The last time we saw Jamal Adams he was right in Dak Prescott’s face, forcing an unsuccessful two-point conversion that kept the Dallas Cowboys from tying up the game against the New York Jets. That’s not how we wanted to remember Adams, and many fans were hoping we’d get another chance to see him play this season, only in a different uniform. But alas, the Cowboys were unable to swing a deal to land the Jets’ young star safety.
Whenever the Cowboys front office comes up shy in completing a big trade, there’s a lot of regret flying around. Why didn’t Jerry Jones just give up a little more? Well, the Cowboys once again showed a willingness to stick to their guns and not cave under pressure. It would’ve been great to add a talent like Adams to this team, but the cost was just too high. When you really think about it, there are some good things to come out of a deal not getting done.
Here are three reasons why it’s just better that this big trade didn’t happen.
1. Safety is not a dire need
Last season, it was glaringly obvious that the team had problems at wide receiver. The team overestimated the talent they had, and it left the offense high and dry until the arrival of Amari Cooper. Props to the front office for waving the white flag and rectifying the problem.
But the same is not true this season when it comes to the safety position.
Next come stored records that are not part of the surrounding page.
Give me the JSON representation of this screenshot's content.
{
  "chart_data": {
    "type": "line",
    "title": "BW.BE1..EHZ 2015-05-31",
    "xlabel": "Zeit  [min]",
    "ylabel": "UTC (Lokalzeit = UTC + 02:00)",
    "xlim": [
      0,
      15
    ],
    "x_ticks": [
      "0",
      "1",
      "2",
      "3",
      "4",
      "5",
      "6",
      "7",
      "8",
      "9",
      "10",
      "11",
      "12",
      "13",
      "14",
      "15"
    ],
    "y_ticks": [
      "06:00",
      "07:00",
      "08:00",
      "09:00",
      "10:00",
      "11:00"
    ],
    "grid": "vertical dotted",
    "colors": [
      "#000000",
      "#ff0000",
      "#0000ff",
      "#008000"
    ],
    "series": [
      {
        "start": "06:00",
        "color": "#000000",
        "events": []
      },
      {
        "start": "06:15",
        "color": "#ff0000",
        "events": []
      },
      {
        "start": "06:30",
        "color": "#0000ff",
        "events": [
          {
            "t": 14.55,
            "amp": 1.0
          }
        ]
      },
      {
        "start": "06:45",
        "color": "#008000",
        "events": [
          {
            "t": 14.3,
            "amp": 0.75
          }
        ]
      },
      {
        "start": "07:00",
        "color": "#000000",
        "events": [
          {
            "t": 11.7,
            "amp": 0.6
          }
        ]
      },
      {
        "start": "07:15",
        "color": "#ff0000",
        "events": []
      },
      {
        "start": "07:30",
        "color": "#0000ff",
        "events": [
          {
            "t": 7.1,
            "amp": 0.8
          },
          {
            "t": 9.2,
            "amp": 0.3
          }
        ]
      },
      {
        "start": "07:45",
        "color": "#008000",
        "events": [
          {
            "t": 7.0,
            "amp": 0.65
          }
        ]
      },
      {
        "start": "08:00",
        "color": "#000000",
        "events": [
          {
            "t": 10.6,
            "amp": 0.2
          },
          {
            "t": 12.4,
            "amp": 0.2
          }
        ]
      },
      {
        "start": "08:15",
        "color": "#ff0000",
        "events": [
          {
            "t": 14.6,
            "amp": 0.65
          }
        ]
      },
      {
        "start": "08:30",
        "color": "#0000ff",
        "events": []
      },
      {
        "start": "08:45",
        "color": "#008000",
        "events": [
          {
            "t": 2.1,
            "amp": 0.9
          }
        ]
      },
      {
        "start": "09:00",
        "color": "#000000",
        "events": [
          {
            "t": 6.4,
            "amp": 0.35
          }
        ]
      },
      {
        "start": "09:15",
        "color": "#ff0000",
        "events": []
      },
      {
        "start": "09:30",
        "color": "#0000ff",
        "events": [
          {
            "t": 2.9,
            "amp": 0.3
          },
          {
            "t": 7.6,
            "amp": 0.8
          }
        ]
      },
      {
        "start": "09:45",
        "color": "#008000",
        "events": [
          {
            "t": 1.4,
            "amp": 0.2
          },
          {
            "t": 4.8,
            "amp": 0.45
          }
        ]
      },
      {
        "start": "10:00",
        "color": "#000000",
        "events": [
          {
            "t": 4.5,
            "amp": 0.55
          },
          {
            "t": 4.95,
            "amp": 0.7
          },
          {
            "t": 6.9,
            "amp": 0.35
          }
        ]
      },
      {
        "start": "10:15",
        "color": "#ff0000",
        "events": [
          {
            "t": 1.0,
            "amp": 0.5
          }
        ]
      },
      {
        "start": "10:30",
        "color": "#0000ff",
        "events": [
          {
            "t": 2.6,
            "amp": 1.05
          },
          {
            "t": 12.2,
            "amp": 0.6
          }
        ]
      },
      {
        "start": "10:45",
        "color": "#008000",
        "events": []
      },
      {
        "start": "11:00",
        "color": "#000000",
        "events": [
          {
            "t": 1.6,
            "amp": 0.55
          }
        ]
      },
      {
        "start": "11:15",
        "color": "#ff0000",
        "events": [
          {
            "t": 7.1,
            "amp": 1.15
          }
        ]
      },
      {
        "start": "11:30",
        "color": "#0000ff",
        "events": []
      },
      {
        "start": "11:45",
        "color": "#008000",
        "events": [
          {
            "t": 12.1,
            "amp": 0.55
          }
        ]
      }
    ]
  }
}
Sure, if you go up and down the Cowboys roster, it’s easy to figure out that safety is one of their weakest, if not the weakest, position groups. That is not to say this group is terrible, because they’re not. It’s more of a testament to just how strong this team is in other areas. The Cowboys safeties aren’t hurting this defense. Pass defense is a combination of things, including the ability to rush the quarterback, but as you can see - this team isn’t giving up a lot of yards through the air. The Cowboys defense is ranked in the top 10 in both passing yards allowed and yards per attempt.
While the Cowboys safeties aren’t holding this team back, shouldn’t they take a chance and push their chips in the middle by upgrading with a talent like Adams?
That kind of thinking might be worth considering if the Cowboys window of opportunity was closing, but it’s not. There is no need to panic. Sure, we all want a Super Bowl and we want it now, but that “one player away” type of mentality can get you in trouble.
2. Draft capital is precious
Do you love Amari Cooper? Do you like having La’el Collins around for a while? Raise your hand if Dak Prescott is the quarterback you want leading this Cowboys football team. If you’re like me, then all of these things appeal to you and it should bring you great satisfaction that those players will be wearing the star for years to come. Sure, Prescott and Cooper haven’t signed new deals yet, but that’s just a formality. It’s going to happen.
Many feel the Cowboys have nothing to worry about when it comes to keeping their stars together for the long haul. They’ll make it happen; however all of that is predicated on the fact that they can continue to replenish talent through the draft. For the Cowboys to be able to afford to live so lavishly and retain all these great players, it means they absolutely must find quality players who can play on dirt-cheap, cap-friendly rookie deals. And guess what? The Cowboys are great at picking players.
3. Picks give you options
Last year, it was pretty evident the Cowboys needed some big help at wide receiver. If they would’ve waited until April’s draft to get one, they’d either have to draft for need by taking the best available WR or risk passing up on a receiver if a player from another position was the best player on their board. Neither of those approaches were likely to improve the wide receiver group, so the Cowboys instead took matters into their own hands by going after the guy they wanted.
And by now, we all know how great of a deal it was for the Cowboys, But just in case you don’t, here’s some perspective - there were 28 receivers drafted in April and not a single one of them have more catches, yards, or touchdowns than Amari Cooper. The Cowboys got themselves the best WR without actually having to draft one.
At this time a year ago, the Cowboys had a strong feel for what position required the biggest upgrade. Right now, it’s not as clear, and that is liable to change by season’s end. Safety will still be one of their needs, but will it be the team’s most pressing concern? What if they can’t afford to keep Maliek Collins and Trysten Hill isn’t progressing. What if both Byron Jones and Anthony Brown leave in free agency next offseason? Having those picks gives the team options, and those options are very important for a team that tries to draft as pure as possible.
It would’ve been great to add Adams to this team, but the Cowboys have a good system going for staying competitive year in and year out. Dealing away a bunch of premium draft capital puts their process in jeopardy. Passing up Adams may actually end up being a good thing for this organization in the long run.